Silverman Responds To 'End of SSL And SSH'
guido_sst writes "Richard Silverman, co-author of O'Reilly's SSH, The Secure Shell: The Definitive Guide , has written a response to Kurt Seifried's article entitled 'The End of SSL and SSH?' at at Security Portal written after the release of dsniff 2.3.
You can read the original article at SecurityPortal, the original Slashdot coverage on Slashdot, and Silverman's response at O'Reilly.." We had link to the story as well.
How many people noticed that SourceForge still doesn't have a trustworthy key distribution scheme?
It's easy enough to do. They have HTTPS there, all they need to do is publish the keys for their SSH servers on some HTTPS web page. That way, they'll be authenticating SSH keys through their SSL certificate. End of that risk, go fix the next one.
What they do now is publish their keys on an un-authenticated newsgroup. One that you need to go out of your way to find. And yet, one that any untrustworthy ISP is quite able to mangle, giving them the groundwork for a MITM attack.
These recent articles about MITM haven't shown anything that's not been apparent for the past twenty years or so. Solutions have been deployed for most of that time. So there's really no excuse for SourceForge to have such "bad key hygiene" practices. Their recent upgrade was lousy in that respect. They even changed keys without telling anyone why. (Maybe they were broken into, and their user database used as a lever to break into Egghead!)
From the top free/open software project hosting service, I expect to see better leadership in security practice. Using SSH is a great start ... but it just
isn't enough.
dsniff 2.3 allows you to exploit several fundamental flaws in two extremely popular encryption protocols, SSL and SSH. SSL and SSH are used to protect a large amount of network traffic, from financial transactions with online banks and stock trading sites to network administrator access to secured hosts holding extremely sensitive data.
Umm, first of all, this is only possible *if* you can actively steal and replace every packet between the two (man-in-the-middle). Second, SSL is generally used with a key signed by a CA, so no breach there. Third, at least my version of tera-term with ttssh, stores the key the first time you connect, and will warn you if that key ever changes in a future session. So the user would have to have done this exploit every single time that I have connected. Unlikely (though certainly possible, but my data isn't *that* important). Finally, it's perfectly possible to use ssh with different mechanisms to transfer the key. If I *really cared*, I could put the key on my https server (key signed by verisign), and download the key from there, install it into my ssh client, and bingo, secure connection.
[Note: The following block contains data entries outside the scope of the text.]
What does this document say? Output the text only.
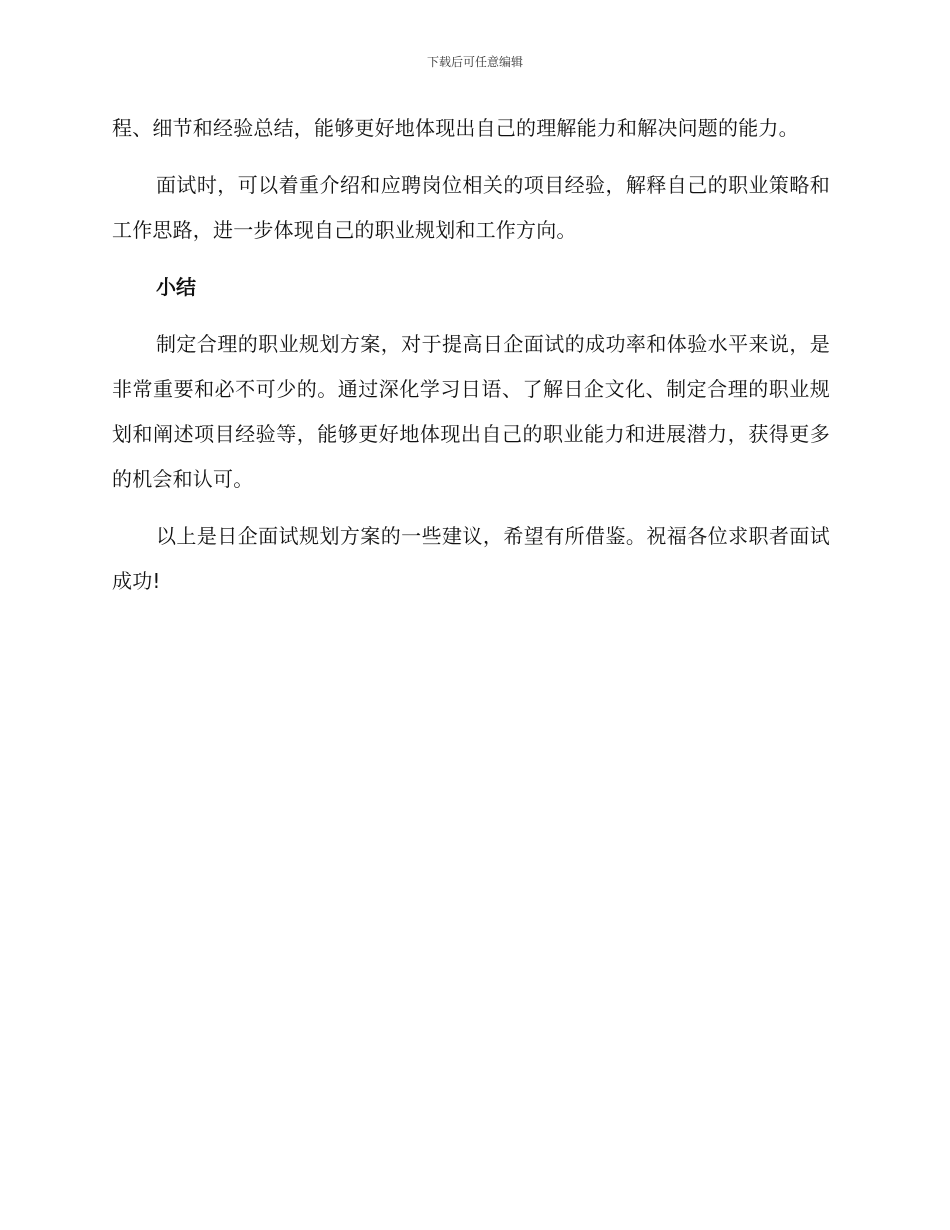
下载后可任意编辑

程、细节和经验总结，能够更好地体现出自己的理解能力和解决问题的能力。

面试时，可以着重介绍和应聘岗位相关的项目经验，解释自己的职业策略和工作思路，进一步体现自己的职业规划和工作方向。

小结

制定合理的职业规划方案，对于提高日企面试的成功率和体验水平来说，是非常重要和必不可少的。通过深化学习日语、了解日企文化、制定合理的职业规划和阐述项目经验等，能够更好地体现出自己的职业能力和进展潜力，获得更多的机会和认可。

以上是日企面试规划方案的一些建议，希望有所借鉴。祝福各位求职者面试成功!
ok then your [sic] infringing on my copyright! Could you as [sic] me next time before STEALING my comments for your own?
It becomes clear shortly that Seifried is talking about MITM. The existence of MITM is not a flaw in either protocol; in fact, both protocols include mechanisms to counter MITM. What is true is that, in most implementations, users may choose to override those mechanisms for the sake of convenience, forgoing MITM protection. One might take issue with this decision, but it is an implementation issue, not a protocol design flaw.
He then goes on to explain that it is necessary to allow connections without third-party verification at the present time due to a absence of a convenient, trustworthy, free, and universal authentication service. Nevertheless, the clients provide significant warnings to the user when something fishy might be going on.
In a nutshell, there are methods by which SSH can already support forms of 3rd party verification. It can be used in such a way so as not to be vulnerable to MITM. It is not implemented by default by design.
AFAICT this article is wholly correct, point by point, and entirely the right response to the alarmism it counters. Plaudits to the author.
I said this last time, but it may be worth emphasising again: we do have other tools that can address this, tools that allow both client and server to authenticate each other without the user having to remember any more than their passphrase. These tools are called "strong password protocols". The best known is SRP, but others exist or are in development, including B-SPEKE and AMP, and while they are already efficient and seem damn secure work is proceeding to make them even faster and give us better guarantees of security.
Where one end can't carry around good strong information for authentication, like a user logging onto a previously untrusted computer knowing only a passphrase, strong password authentication is the appropriate solution.